Après avoir salué les représentants des différentes confessions religieuses, le pape Léon XIV adresse ce message de bienvenue aux participants à la rencontre:
B« Chers frères et sœurs, je suis profondément ému et immensément reconnaissant de pouvoir être parmi vous aujourd'hui, sur cette terre bénie : une terre exaltée par les prophètes de l'Ancien Testament, qui voyaient dans ses cèdres imposants les emblèmes de l'âme juste qui s'épanouit sous le regard vigilant du ciel... ».
Bkerké. 1er décembre 2025. 17h45. Le pape arrive étourdi par les rencontres précédentes, mais il est immédiatement « nourri » par la « vague positive des jeunes » qui le caresse de sons, de cris, d'invocations.
Après avoir écouté des chants, des danses et vu des spectacles, après quelques interventions des représentants des jeunes, le pape Léon XIV lit son discours de bienvenue:
« Assalamu lakum ! (Que la paix soit avec vous). Chers jeunes du Liban, assalamu lakum !
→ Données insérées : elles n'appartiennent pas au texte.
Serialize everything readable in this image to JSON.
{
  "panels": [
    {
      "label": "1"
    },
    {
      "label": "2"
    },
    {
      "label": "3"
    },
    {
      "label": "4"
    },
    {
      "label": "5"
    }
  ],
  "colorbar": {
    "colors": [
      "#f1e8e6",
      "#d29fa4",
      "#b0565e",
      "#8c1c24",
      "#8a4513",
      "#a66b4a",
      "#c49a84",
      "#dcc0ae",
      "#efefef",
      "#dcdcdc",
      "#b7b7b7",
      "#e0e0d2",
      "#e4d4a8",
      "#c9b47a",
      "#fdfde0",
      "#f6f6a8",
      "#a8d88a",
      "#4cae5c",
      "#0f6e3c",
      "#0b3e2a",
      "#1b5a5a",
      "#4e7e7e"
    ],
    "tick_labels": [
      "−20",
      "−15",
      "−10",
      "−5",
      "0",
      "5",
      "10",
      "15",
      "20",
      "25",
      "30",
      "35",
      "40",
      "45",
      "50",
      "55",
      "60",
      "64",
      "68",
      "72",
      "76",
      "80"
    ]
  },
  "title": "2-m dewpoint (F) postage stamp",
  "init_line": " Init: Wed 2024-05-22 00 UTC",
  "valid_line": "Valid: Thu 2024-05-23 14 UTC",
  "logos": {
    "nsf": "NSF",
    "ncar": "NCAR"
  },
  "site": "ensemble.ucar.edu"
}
C'est la salutation de Jésus ressuscité (cf. Jn 20, 19) qui soutient la joie de notre rencontre : l'enthousiasme que nous ressentons dans nos cœurs exprime la proximité aimante de Dieu, qui nous réunit comme frères et sœurs pour partager la foi en Lui et la communion entre nous... Regardons les merveilleux exemples que nous ont laissés les saints ! Pensons à Pier Giorgio Frassati et Carlo Acutis, deux jeunes qui ont été canonisés en cette année sainte du Jubilé. Regardons les nombreux saints libanais. Quelle beauté singulière se manifeste dans la vie de sainte Rafqa, qui a résisté pendant des années à la douleur de la maladie avec force et douceur ! Combien de gestes de compassion a accomplis le bienheureux Yakub El-Haddad, en aidant les personnes les plus abandonnées et oubliées de tous ! Quelle lumière puissante émane de la pénombre dans laquelle saint Charbel a décidé de se retirer, lui qui est devenu l'un des symboles du Liban dans le monde ! Ses yeux sont toujours représentés fermés, comme pour retenir un mystère infiniment plus grand. À travers les yeux de saint Charbel, fermés pour mieux voir Dieu, nous continuons à percevoir plus clairement la lumière de Dieu. Le chant qui lui est dédié est magnifique : « Ô toi qui dors et dont les yeux sont lumière pour les nôtres, sur tes paupières a fleuri un grain d'encens ».